What about the use of insulin in these patients Philip? How do you use...

PHILIP R. ORLANDER, MD: Well, one of the concerns, of course, is that as you drive up the insulin dose, the weight typically goes up as well. And that's a major concern for the patients, and frequently they just increase their intake so that the blood sugars don't change a whole lot, and now they're much heavier and less happy.

In addition, they may be having, if they're on multiple doses of different kinds of insulin, they may be having hypoglycemia at various times during the day, and that again causes them to increase their weight.

Many of these patients are quite insulin resistant and we need to go to a concentrated insulin, such as U-500 for the very reason that you just mentioned, that the less concentrated insulins become less effective at higher doses.

Alternatively, we start to add other of the new agents. Now, pramlintide is indicated in use with insulin, and we use it in two different circumstances based on the type of diabetes, so for patients with type 1 diabetes, if we find that we can't control the postprandial blood sugars or we're having unacceptable late hypoglycemia because of dosing of the fast-acting insulin, then pramlintide may be very helpful.

It will cause some drop in appetite. It will cause an improvement in postprandial blood sugars. There is an increased risk of hypoglycemia and there is an increased risk of nausea and vomiting. So it requires a very attentive endocrinologist and a very knowledgeable patient to be able to mix those two, but we have had good success in both controlling weight gain, as well as controlling blood sugar in patients with type 1 diabetes.

In the patients with type 2 diabetes, the weight becomes much more of an issue. So we keep on raising the insulin, and the patient's weight keeps on going up. They continue to have high blood sugars after meals because the insulin really can't get in there fast enough for that.

CARLOS R. HAMILTON, JR., MD, FACE: So the use of pramlintide along with insulin in these type 2 patients is an effective strategy, you think?

PHILIP R. ORLANDER, MD: Yes. It allows us sometimes to get away from using pre-meal insulin in some of these obese patients. So they may be able to do well on a long-acting background insulin and then just give pramlintide pre-meal, which in a sense is the same thing in terms of number of injections as giving pre-meal insulin.

We also use pramlintide in patients with type 2 diabetes who are not on insulin, again for the same reasons. Although if I had that choice, I would probably go to exenatide, which has a better weight reduction profile and otherwise controls postprandial blood sugars somewhat better.

CARLOS R. HAMILTON, JR., MD, FACE: So there certainly are some other strategies that can be used along either with insulin or without insulin in these type 2 patients.

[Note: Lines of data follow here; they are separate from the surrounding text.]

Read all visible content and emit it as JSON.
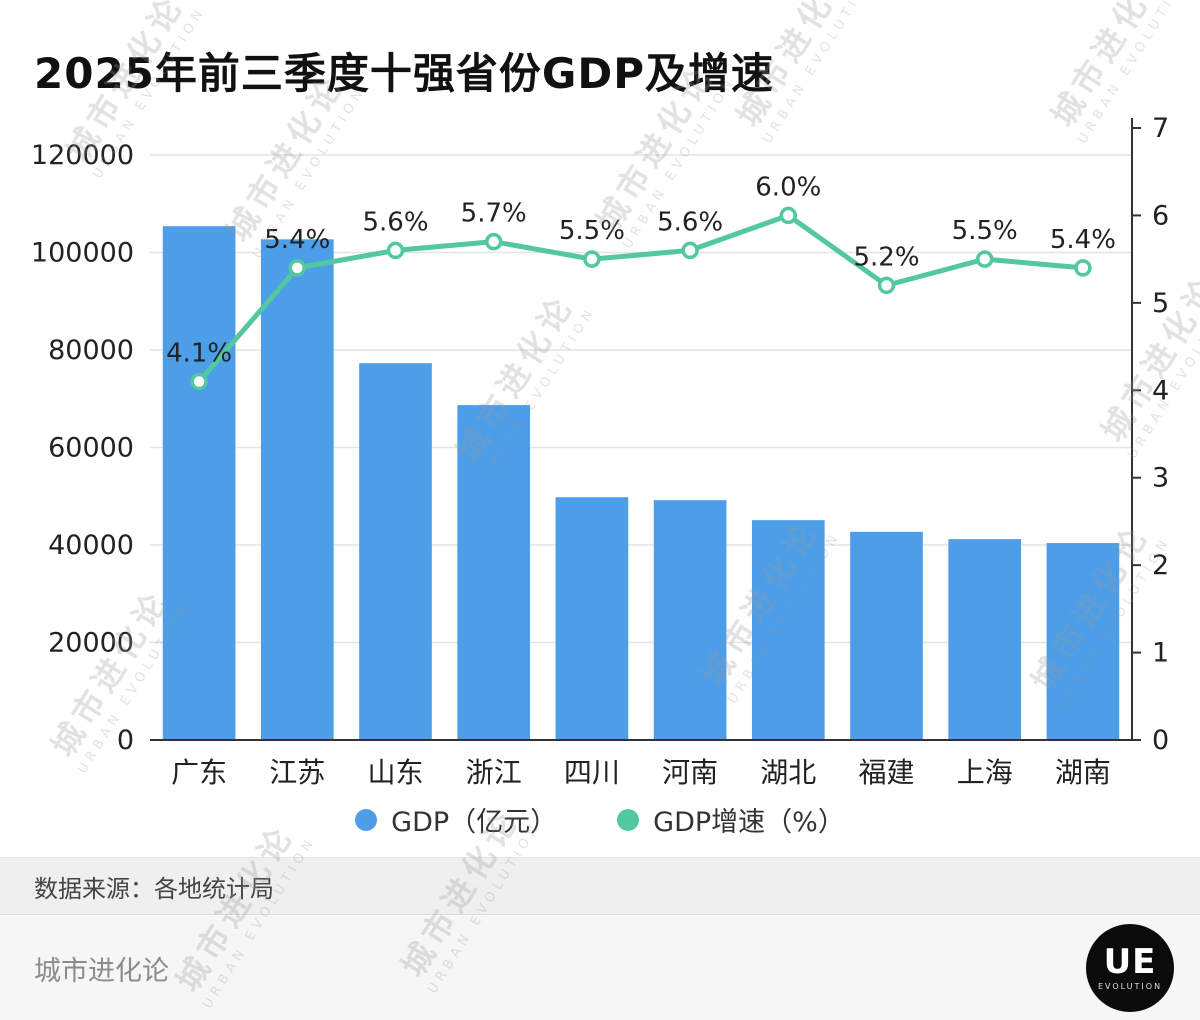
{
  "title": "2025年前三季度十强省份GDP及增速",
  "chart_data": {
    "type": "bar+line",
    "categories": [
      "广东",
      "江苏",
      "山东",
      "浙江",
      "四川",
      "河南",
      "湖北",
      "福建",
      "上海",
      "湖南"
    ],
    "series": [
      {
        "name": "GDP（亿元）",
        "type": "bar",
        "color": "#4d9ee9",
        "values": [
          105400,
          102700,
          77300,
          68700,
          49800,
          49200,
          45100,
          42700,
          41200,
          40400
        ]
      },
      {
        "name": "GDP增速（%）",
        "type": "line",
        "color": "#53c79f",
        "values": [
          4.1,
          5.4,
          5.6,
          5.7,
          5.5,
          5.6,
          6.0,
          5.2,
          5.5,
          5.4
        ],
        "labels": [
          "4.1%",
          "5.4%",
          "5.6%",
          "5.7%",
          "5.5%",
          "5.6%",
          "6.0%",
          "5.2%",
          "5.5%",
          "5.4%"
        ]
      }
    ],
    "left_axis": {
      "min": 0,
      "max": 120000,
      "ticks": [
        0,
        20000,
        40000,
        60000,
        80000,
        100000,
        120000
      ]
    },
    "right_axis": {
      "min": 0,
      "max": 7,
      "ticks": [
        0,
        1,
        2,
        3,
        4,
        5,
        6,
        7
      ]
    },
    "grid": true,
    "legend_position": "bottom"
  },
  "legend": [
    {
      "label": "GDP（亿元）",
      "color": "#4d9ee9"
    },
    {
      "label": "GDP增速（%）",
      "color": "#53c79f"
    }
  ],
  "source": "数据来源：各地统计局",
  "footer": {
    "brand": "城市进化论",
    "logo_text": "UE",
    "logo_sub": "EVOLUTION"
  },
  "watermark": {
    "line1": "城市进化论",
    "line2": "URBAN EVOLUTION"
  }
}
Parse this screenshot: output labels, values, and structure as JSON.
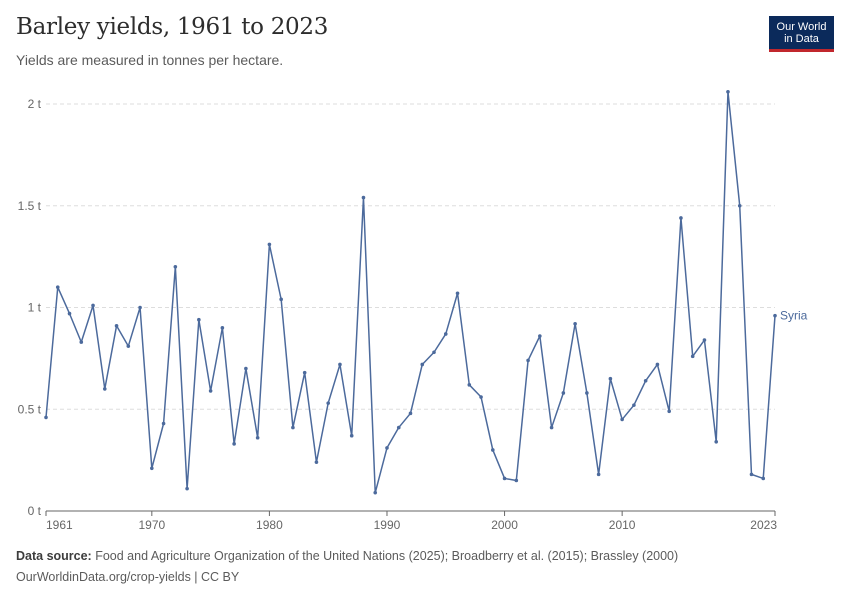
{
  "header": {
    "title": "Barley yields, 1961 to 2023",
    "subtitle": "Yields are measured in tonnes per hectare.",
    "logo_line1": "Our World",
    "logo_line2": "in Data"
  },
  "footer": {
    "source_label": "Data source:",
    "source_text": "Food and Agriculture Organization of the United Nations (2025); Broadberry et al. (2015); Brassley (2000)",
    "url_text": "OurWorldinData.org/crop-yields | CC BY"
  },
  "colors": {
    "series": "#4c6a9c",
    "grid": "#dddddd",
    "axis": "#666666",
    "tick_text": "#666666",
    "logo_bg": "#0b2a5b",
    "logo_accent": "#c1272d"
  },
  "chart_data": {
    "type": "line",
    "title": "Barley yields, 1961 to 2023",
    "subtitle": "Yields are measured in tonnes per hectare.",
    "xlabel": "",
    "ylabel": "",
    "xlim": [
      1961,
      2023
    ],
    "ylim": [
      0,
      2
    ],
    "y_ticks": [
      0,
      0.5,
      1,
      1.5,
      2
    ],
    "y_tick_labels": [
      "0 t",
      "0.5 t",
      "1 t",
      "1.5 t",
      "2 t"
    ],
    "x_ticks": [
      1961,
      1970,
      1980,
      1990,
      2000,
      2010,
      2023
    ],
    "x_tick_labels": [
      "1961",
      "1970",
      "1980",
      "1990",
      "2000",
      "2010",
      "2023"
    ],
    "grid": "horizontal dashed",
    "legend": "inline label at line end",
    "series": [
      {
        "name": "Syria",
        "x": [
          1961,
          1962,
          1963,
          1964,
          1965,
          1966,
          1967,
          1968,
          1969,
          1970,
          1971,
          1972,
          1973,
          1974,
          1975,
          1976,
          1977,
          1978,
          1979,
          1980,
          1981,
          1982,
          1983,
          1984,
          1985,
          1986,
          1987,
          1988,
          1989,
          1990,
          1991,
          1992,
          1993,
          1994,
          1995,
          1996,
          1997,
          1998,
          1999,
          2000,
          2001,
          2002,
          2003,
          2004,
          2005,
          2006,
          2007,
          2008,
          2009,
          2010,
          2011,
          2012,
          2013,
          2014,
          2015,
          2016,
          2017,
          2018,
          2019,
          2020,
          2021,
          2022,
          2023
        ],
        "values": [
          0.46,
          1.1,
          0.97,
          0.83,
          1.01,
          0.6,
          0.91,
          0.81,
          1.0,
          0.21,
          0.43,
          1.2,
          0.11,
          0.94,
          0.59,
          0.9,
          0.33,
          0.7,
          0.36,
          1.31,
          1.04,
          0.41,
          0.68,
          0.24,
          0.53,
          0.72,
          0.37,
          1.54,
          0.09,
          0.31,
          0.41,
          0.48,
          0.72,
          0.78,
          0.87,
          1.07,
          0.62,
          0.56,
          0.3,
          0.16,
          0.15,
          0.74,
          0.86,
          0.41,
          0.58,
          0.92,
          0.58,
          0.18,
          0.65,
          0.45,
          0.52,
          0.64,
          0.72,
          0.49,
          1.44,
          0.76,
          0.84,
          0.34,
          2.06,
          1.5,
          0.18,
          0.16,
          0.96
        ]
      }
    ]
  }
}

Dale, of course, the new drug on the block is the DPP-4 class of drugs. Have you had experience with that, and where do you feel that fits into this group?

DALE J. HAMILTON, MD, FACE: Yes, we have experience with this new class of medicines. The role of these agents though in the treatment of diabetes is yet to be defined. We clearly do not understand yet what the effective use of these agents will be, and we have not identified the complications of it.

But we find them particularly helpful in older patients, say patients older than 60 or 70 in whom there is a risk of hypoglycemia.

Many of these patients have chronic kidney disease with elevations of the serum creatinine in the range of 1.5 or 2 that would make treatment with sulfonylureas dangerous. It would increase the risk of hypoglycemia.

Metformin, on the other hand, is contraindicated in that case, so the DPP-4 inhibitors then might be useful in this circumstance.

CARLOS R. HAMILTON, JR., MD, FACE: So there's certainly a lot of options that our patients can use in terms of trying to control their blood sugar when the initial and subsequent treatments cease to be as effective.

Well, that's really been very helpful and very useful information I hope. And I just want to thank you both for being with us today. And again, I'm Dr. Carlos Hamilton, and thank all of you for watching.